The R package bdt implements adapted bootstrap diagnostic tool (BDT), originally described in Bahamyirou A, Blais L, Forget A, Schnitzer ME. Understanding and diagnosing the potential for bias when using machine learning methods with doubly robust causal estimators. Statistical Methods in Medical Research. 2019 Jun;28(6):1637-50. Data-adaptive methods can produce a separation of the two exposure groups in terms of propensity score densities which can lead to biased finite-sample estimates of the treatment effect. Bahamyirou et al. presented a diagnostic tool to identify the instability in the estimation of marginal causal effects in the presence of near practical positivity violations. To expedite the application of this diagnostic tool, we develop bdt package which is based on a bootstrap resampling of the subjects and simulation of the outcome data conditional on observed treatment and covariates. You can install the current version of with:
{r, eval=FALSE}
install.packages("devtools")
devtools::install_github("Yan2020729/bdt")
This repository hosts the (commented) source code. For more theoretical details, please refer to the original paper: https://doi.org/10.1177%2F0962280218772065.
In the context of causal inference, identifiability of causal effects requires some assumptions that allow investigators to write the parameter of interest in terms of the distribution of the observational studies. The common assumptions include stable unit treatment value assumption, consistency, ignorability and positivity. Consider an observational data with n i.i.d. observations on the data structure O = (W, A, Y), where W be the vector of baseline covariates of an individual; A be the observed binary treatment indicator with the value equals to 1 if the subject received the treatment and 0 otherwise; Y be the observed continuous or binary outcome. The parameter of interest is the additive effect conditioning on a set of potential confounders W. Positivity assumption requires that the probability of receiving any level of treatment conditioning on every set of covariates must be positivity for all subjects in the population, i.e. P(A=a|W)>0 for any a=0 or 1.
In this package, to estimate the average treatment effect (ATE), we use the augmented inverse probability of treatment weighted estimator (A-IPTW) and Targeted Maximum Likelihood Estimators (TMLEs). Doubly robust estimators A-IPTW and TMLE decrease the dependence on the correct specification of the propensity model and only require either outcome model or propensity score model to be correctly specified. To increase the chance of correct model specification, 'SuperLearner' (SL), is often recommended. SL is a non-parametric methodology that uses cross validation to find an optimal convex combination of the predictions of a library of candidate algorithms defined by the user. However, under some settings the flexibility in the propensity modeling can yield hightly variable propensity scores which can lead to unstable parameter estimates and potential bias. Overall, in the presence of potential positivity violations, flexible modeling of the propensity score give rise to the increment of the bias and variance of the causal effect estimators as compared to parametric methods. In order to address this issue, one may define different bounds to truncate the probabilities then reduce their standard errors though choice of truncation level is usually ad-hoc.

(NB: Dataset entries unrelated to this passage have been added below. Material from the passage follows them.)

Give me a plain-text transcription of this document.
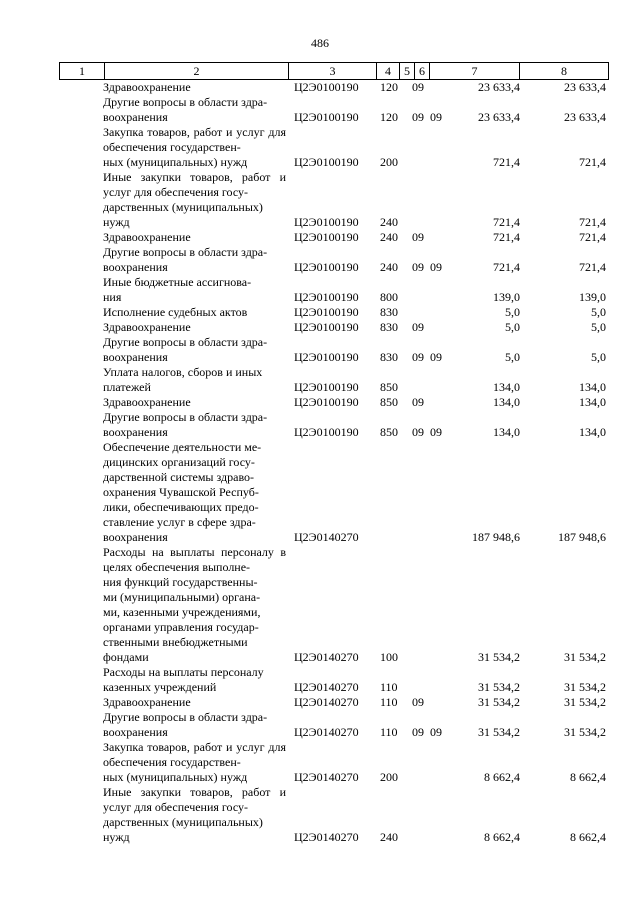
486
1	2	3	4	5	6	7	8
Здравоохранение	Ц2Э0100190	120	09	23 633,4	23 633,4
Другие вопросы в области здра-
воохранения	Ц2Э0100190	120	09 09	23 633,4	23 633,4
Закупка товаров, работ и услуг для обеспечения государствен-
ных (муниципальных) нужд	Ц2Э0100190	200	721,4	721,4
Иные закупки товаров, работ и услуг для обеспечения госу-
дарственных (муниципальных)
нужд	Ц2Э0100190	240	721,4	721,4
Здравоохранение	Ц2Э0100190	240	09	721,4	721,4
Другие вопросы в области здра-
воохранения	Ц2Э0100190	240	09 09	721,4	721,4
Иные бюджетные ассигнова-
ния	Ц2Э0100190	800	139,0	139,0
Исполнение судебных актов	Ц2Э0100190	830	5,0	5,0
Здравоохранение	Ц2Э0100190	830	09	5,0	5,0
Другие вопросы в области здра-
воохранения	Ц2Э0100190	830	09 09	5,0	5,0
Уплата налогов, сборов и иных
платежей	Ц2Э0100190	850	134,0	134,0
Здравоохранение	Ц2Э0100190	850	09	134,0	134,0
Другие вопросы в области здра-
воохранения	Ц2Э0100190	850	09 09	134,0	134,0
Обеспечение деятельности ме-
дицинских организаций госу-
дарственной системы здраво-
охранения Чувашской Респуб-
лики, обеспечивающих предо-
ставление услуг в сфере здра-
воохранения	Ц2Э0140270	187 948,6	187 948,6
Расходы на выплаты персоналу в целях обеспечения выполне-
ния функций государственны-
ми (муниципальными) органа-
ми, казенными учреждениями,
органами управления государ-
ственными внебюджетными
фондами	Ц2Э0140270	100	31 534,2	31 534,2
Расходы на выплаты персоналу
казенных учреждений	Ц2Э0140270	110	31 534,2	31 534,2
Здравоохранение	Ц2Э0140270	110	09	31 534,2	31 534,2
Другие вопросы в области здра-
воохранения	Ц2Э0140270	110	09 09	31 534,2	31 534,2
Закупка товаров, работ и услуг для обеспечения государствен-
ных (муниципальных) нужд	Ц2Э0140270	200	8 662,4	8 662,4
Иные закупки товаров, работ и услуг для обеспечения госу-
дарственных (муниципальных)
нужд	Ц2Э0140270	240	8 662,4	8 662,4
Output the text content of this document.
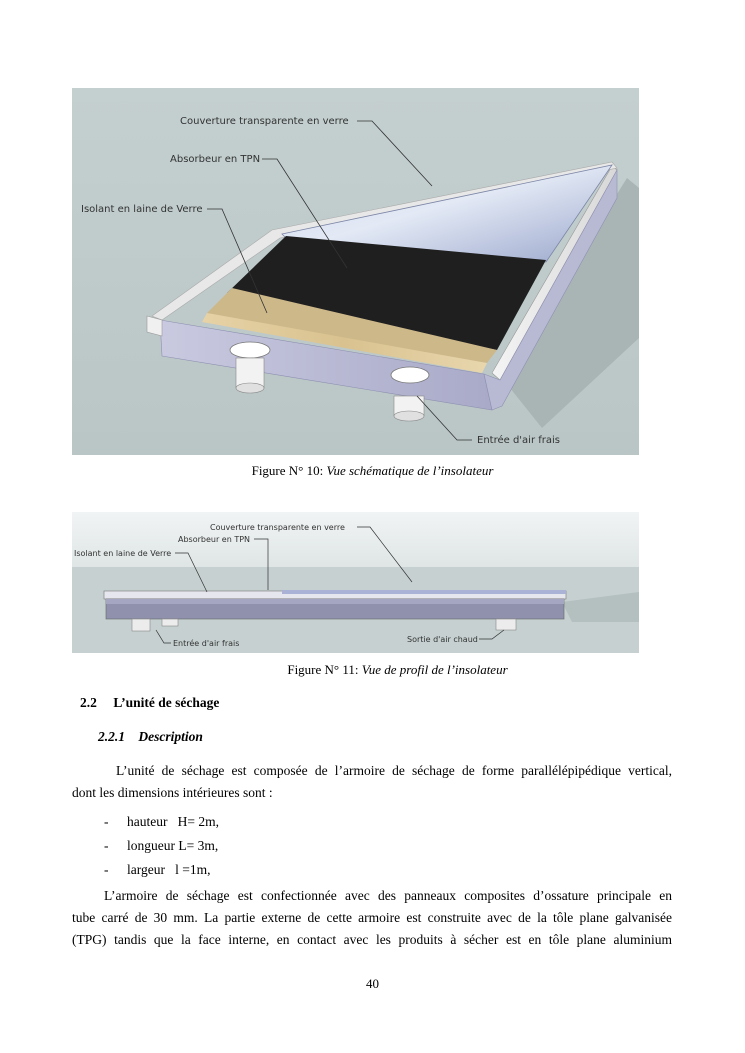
Couverture transparente en verre
Absorbeur en TPN
Isolant en laine de Verre
Entrée d'air frais
Figure N° 10: Vue schématique de l’insolateur
Couverture transparente en verre
Absorbeur en TPN
Isolant en laine de Verre
Entrée d'air frais	Sortie d'air chaud
Figure N° 11: Vue de profil de l’insolateur
2.2 L’unité de séchage
2.2.1 Description
L’unité de séchage est composée de l’armoire de séchage de forme parallélépipédique vertical,
dont les dimensions intérieures sont :
- hauteur   H= 2m,
- longueur L= 3m,
- largeur   l =1m,
L’armoire de séchage est confectionnée avec des panneaux composites d’ossature principale en
tube carré de 30 mm. La partie externe de cette armoire est construite avec de la tôle plane galvanisée
(TPG) tandis que la face interne, en contact avec les produits à sécher est en tôle plane aluminium
40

Bahamyirou et al. presented an adapted version of the diagnostic tool in simulation to illustrate whether the ATE estimators were destablized by the use of SL to fit the propensity score.The diagnostic tool which is based on a bootstrap resampling of the subjects, keeps the observed treatment of each resampled subject but simulates the outcome using the information of the two observed subgroups who are treated or not being treated. To expedite the application of this diagnostic tool, we develop bdt package to diagnose the instability introduced when flexible modeling method is employed for the estimation of the propensity score.
Specifically, in bdt package, we start to fit generalized linear regressions of continuous or binary outcomes for two treatment groups of subjects with A=1 and A=0 separately to obtain the predictions. New artificial outcomes are simulated based on the models fit. We then bootstrap the original data with replacement but substitute the observed outcomes with the simulated outcomes and implement A-IPTW and TMLE algorithms using a correct (known) parametric outcome model to obtain the estimators. In the fitting process of treatment mechanism, we use either logistic generalized linear regressions or SL methods to estimate the probabilities. By repeating the bootstrap procedure multiple times, a number of simulated datasets are produced then we can compute the average of resulting estimates. Standard errors and computed based on the influenced functions. Therefor, based on the parametric bootstrap the bdt package can provide an optimistic bias estimate by excluding bias due to the model mis-sepcification for the outcome models. Because the outcome model is known and correct in terms of bootstrap data, we can expect that any large estimation errors are caused by the instability of the weights.